I've tried to send the packages to the local broadcast address - in my case 192.168.1.255 - and what do you know... the other PC get's the WoL package and everything works as it should

I've made my changes to the port forwarding settings in the router so any connection that comes to my publicIP:9 should be forwarded to the local broadcast address.

Now the sad thing: in my routers log the package that I send to port 9 doesn't even appear as dropped or accepted

My question is: WHY?

Could you/someone explain to my why the hack not?

Thank everyone...

    X

----------

## Judge584

 *Quote:*   

> Hello Judge,
> 
>    I've done some testing in an came up with some questions to you! 
> 
> You've sad that you've configured your router to route your WoL packages to the PC you want to wake up, in your case 192.168.1.2. Right?

 

Yes, you're right.

 *Quote:*   

> If no computer is up behind the router => ARP isn't working, how can the router know where to send the package? because I'm pretty shure that it wont broadcast the message if it can't find the IP address.

 

I must do some search on this, i don't now really...but the fact is that my port forwarding rule is set to forward my wan port 7 to the local ip 192.168.1.2:7, and that WOL is working!

 *Quote:*   

> Now the sad thing: in my routers log the package that I send to port 9 doesn't even appear as dropped or accepted
> 
> [/list]
> 
> My question is: WHY?
> ...

 

It's so strange, I think my router doesn't really work like yours, because my port forwarding rule work for me on 192.168.1.2:7, and from what you have said, i am pretty sure that it will work even if i change my rule to 192.168.1.255:7! (at least it make sense, and i will test it)

For information, mine is a Zyxel 660HW.

So I guess if we want to help others that it is better to tell to set the forward rule to xx.xx.xx.255 than the real ip, because it will be probably be more compatible with different type of routers.

If someone know why we have such difference on different routers, please help!

----------

## abalint21

 *Quote:*   

> 
> 
> So I guess if we want to help others that it is better to tell to set the forward rule to xx.xx.xx.255 than the real ip, because it will be probably be more compatible with different type of routers.
> 
> If someone know why we have such difference on different routers, please help!

 

I've convinced my friend to try to set up the port forwarding rule in his router but, that router doesn't even let him add the local network broadcast address (192.168.1.255), because for the router point of view it's a security hazzard.

Well, I'm still looking for and answer...

If I've found some normal explanation, I'll let you know  :Smile: 

And thanks again for the active support...

X

----------

## Judge584

In my Zyxel router, when i set NAT rule, all i have to do is to set the start port (7), the end port (7), and the server ip adress (192.168.1.2)

this evening i will test with 192.168.1.255 as server ip adress and see if it works.But i think it will.

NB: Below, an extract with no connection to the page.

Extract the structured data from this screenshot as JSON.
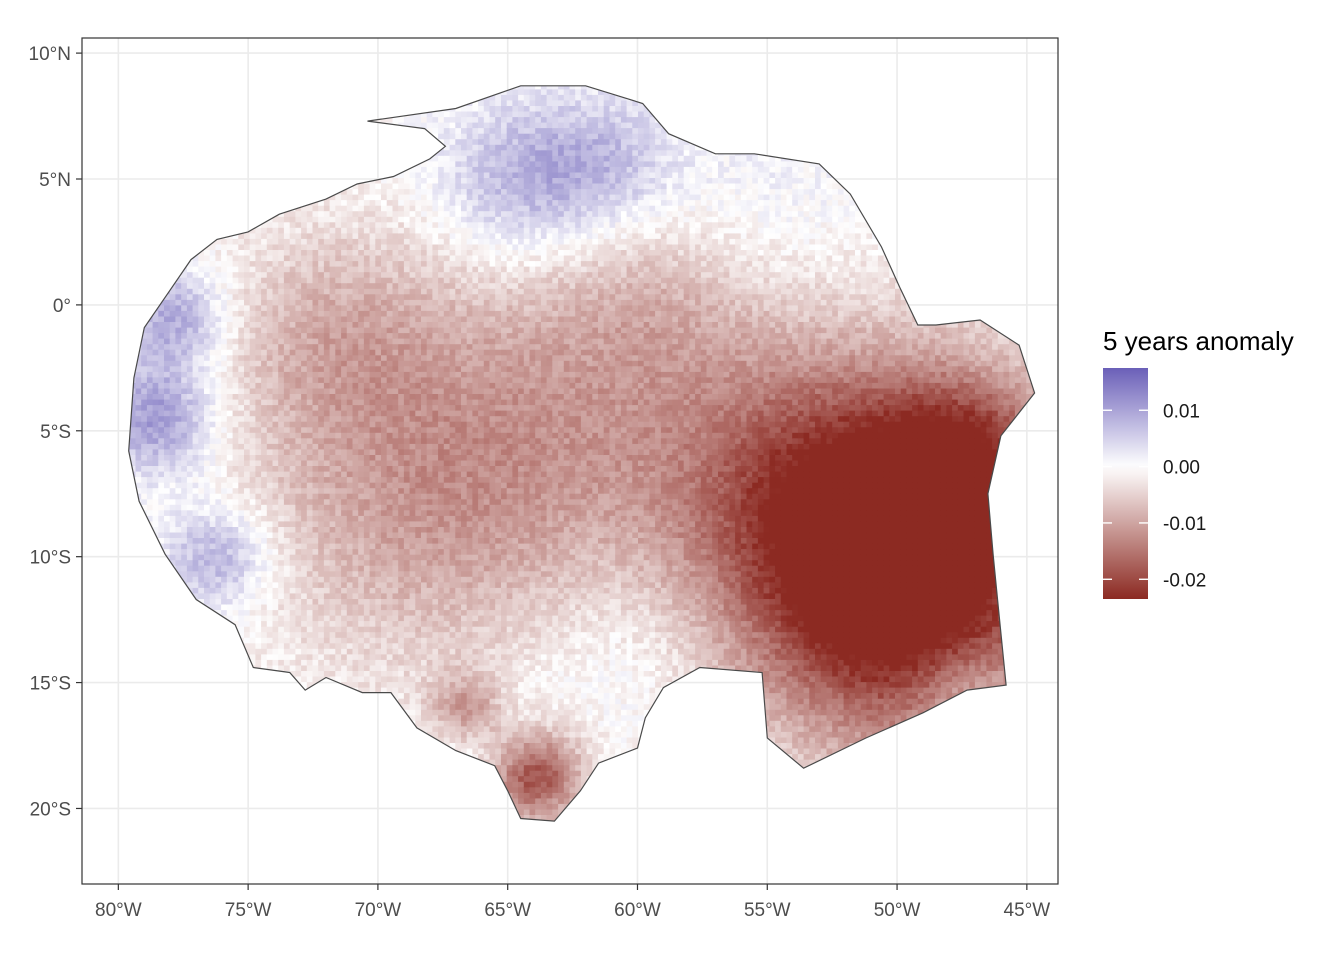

My router is set to do NAT in SUA mode only instead of full mode: i don't really know what is the difference between SUA/FULL NAT.

----------

## Judge584

ok, so i have modified my NAT rule to forward wan port 7 to local lan port 7 on 192.168.1.255. (instead of 192.168.1.2)

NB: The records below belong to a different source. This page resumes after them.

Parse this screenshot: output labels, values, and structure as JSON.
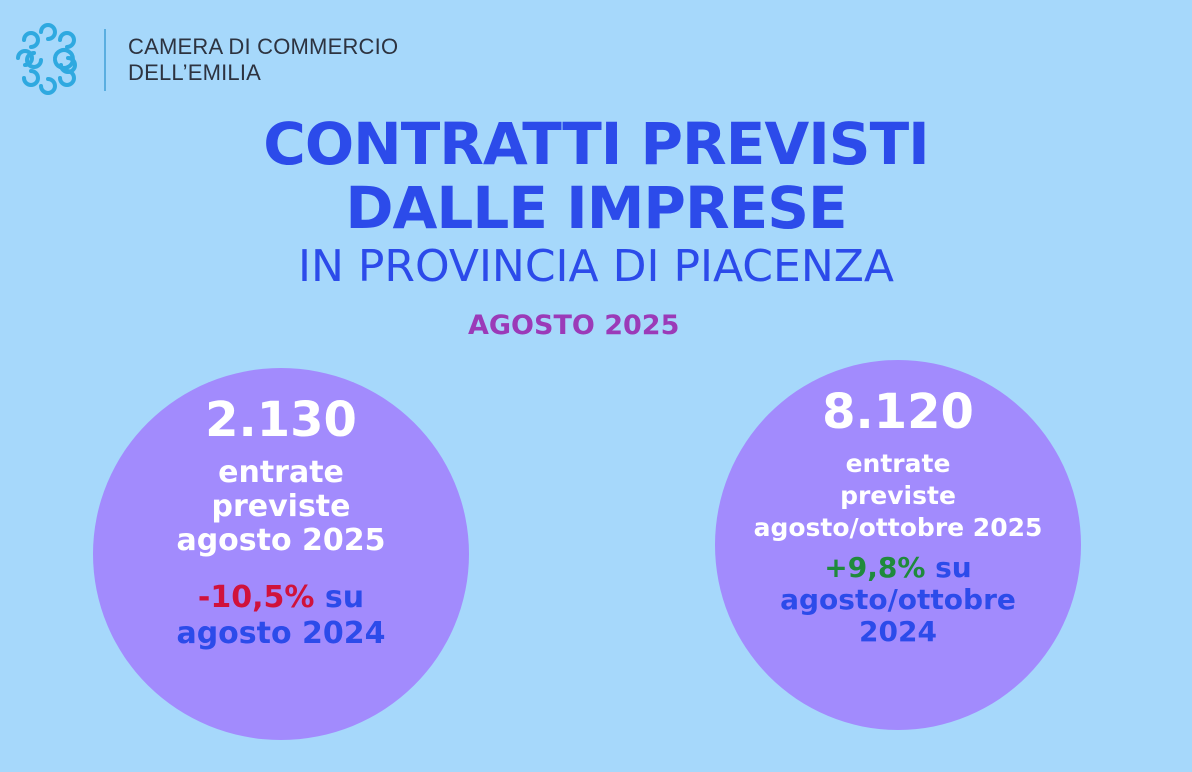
{
  "header": {
    "logo_icon": "camera-commercio-logo-icon",
    "org_line1": "CAMERA DI COMMERCIO",
    "org_line2": "DELL’EMILIA"
  },
  "title": {
    "line1": "CONTRATTI PREVISTI",
    "line2": "DALLE IMPRESE",
    "subtitle": "IN PROVINCIA DI PIACENZA",
    "month": "AGOSTO 2025"
  },
  "stats": [
    {
      "value": "2.130",
      "desc_line1": "entrate",
      "desc_line2": "previste",
      "desc_line3": "agosto 2025",
      "change": "-10,5%",
      "change_suffix": " su",
      "compare_line2": "agosto 2024",
      "compare_line3": ""
    },
    {
      "value": "8.120",
      "desc_line1": "entrate",
      "desc_line2": "previste",
      "desc_line3": "agosto/ottobre 2025",
      "change": "+9,8%",
      "change_suffix": " su",
      "compare_line2": "agosto/ottobre",
      "compare_line3": "2024"
    }
  ],
  "colors": {
    "background": "#a6d8fb",
    "title_blue": "#2c4bea",
    "month_purple": "#9b3ab8",
    "circle": "#a28bfd",
    "negative": "#d0123b",
    "positive": "#1f8a3c",
    "logo": "#2fa9e0"
  }
}
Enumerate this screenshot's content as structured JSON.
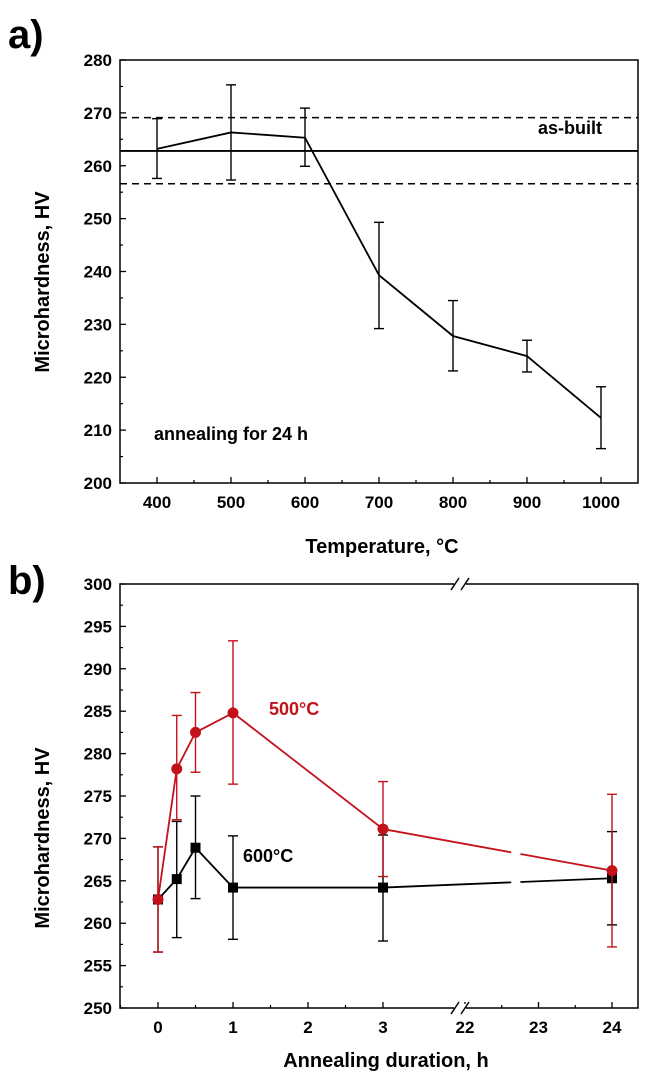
{
  "chart_data": [
    {
      "panel_label": "a)",
      "type": "line",
      "xlabel": "Temperature, °C",
      "ylabel": "Microhardness, HV",
      "xlim": [
        350,
        1050
      ],
      "ylim": [
        200,
        280
      ],
      "x_ticks": [
        400,
        500,
        600,
        700,
        800,
        900,
        1000
      ],
      "y_ticks": [
        200,
        210,
        220,
        230,
        240,
        250,
        260,
        270,
        280
      ],
      "series": [
        {
          "color": "#000000",
          "x": [
            400,
            500,
            600,
            700,
            800,
            900,
            1000
          ],
          "y": [
            263.2,
            266.3,
            265.3,
            239.3,
            227.8,
            224.0,
            212.3
          ],
          "err_low": [
            5.6,
            9.0,
            5.4,
            10.1,
            6.6,
            3.0,
            5.8
          ],
          "err_high": [
            5.7,
            9.0,
            5.6,
            10.0,
            6.7,
            3.0,
            5.9
          ]
        }
      ],
      "reference": {
        "label": "as-built",
        "value": 262.8,
        "lower": 256.6,
        "upper": 269.1
      },
      "annotation": "annealing for 24 h",
      "grid": false
    },
    {
      "panel_label": "b)",
      "type": "line",
      "xlabel": "Annealing duration, h",
      "ylabel": "Microhardness, HV",
      "x_tick_labels": [
        "0",
        "1",
        "2",
        "3",
        "22",
        "23",
        "24"
      ],
      "axis_break": "between 3 and 22",
      "ylim": [
        250,
        300
      ],
      "y_ticks": [
        250,
        255,
        260,
        265,
        270,
        275,
        280,
        285,
        290,
        295,
        300
      ],
      "series": [
        {
          "name": "500°C",
          "color": "#c4121a",
          "marker": "circle",
          "x": [
            0,
            0.25,
            0.5,
            1,
            3,
            24
          ],
          "y": [
            262.8,
            278.2,
            282.5,
            284.8,
            271.1,
            266.2
          ],
          "err_low": [
            6.2,
            6.0,
            4.7,
            8.4,
            5.6,
            9.0
          ],
          "err_high": [
            6.2,
            6.3,
            4.7,
            8.5,
            5.6,
            9.0
          ]
        },
        {
          "name": "600°C",
          "color": "#000000",
          "marker": "square",
          "x": [
            0,
            0.25,
            0.5,
            1,
            3,
            24
          ],
          "y": [
            262.8,
            265.2,
            268.9,
            264.2,
            264.2,
            265.3
          ],
          "err_low": [
            6.2,
            6.9,
            6.0,
            6.1,
            6.3,
            5.5
          ],
          "err_high": [
            6.2,
            6.8,
            6.1,
            6.1,
            6.2,
            5.5
          ]
        }
      ],
      "grid": false
    }
  ]
}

then i have done a shutdown -h now

and finally i have send the magick packet from here: http://www.depicus.com/wake-on-lan/woli.aspx

and...it works like a charm!

So yes, I'm agree with abalint21 (thanks guy!), it is better to set the NAT rule on a local broadcoast ip than on the real ip.

sure it will be more compatible with different type of routers.

Judge584

----------

## Unclethommy

I am proud to say that my WOL is actually working with great deal of help from Judge584!!!! Very much appreciated!

I got my onboard NIC working after selecting the right modules in the kernel. As the oboard was now working I didnt have to worry about directing power to the NIC when it was off etc.

I forwarded port 7 to 192.168.1.255 as judge584 suggested rather than my computer's port of 192.168.1.100 

The only thing which I would document for others who are having problems using WOL over internet  is when using the depicus website , it seems to want to send signals to a different IP to the Ip i specify. eg i specify 12.34.56.789 but it sends it to 12.34.56.255 (see the red writing at the bottom of the page) and after judge584's suggestion i used the submask 255.255.255.255 even though mine was 255.255.248.0 which seemed to fix the problem and my computer can now start over the net. 

Hope this helps anyone who wants to try it and a big thank you again for judge584's constant help behind the scenes  :Smile: 

My network config :

Router = Linksys BEFSR81 

NIC = SiS900 onboard chipset

Modem = Motorola Surfboard cable modem

----------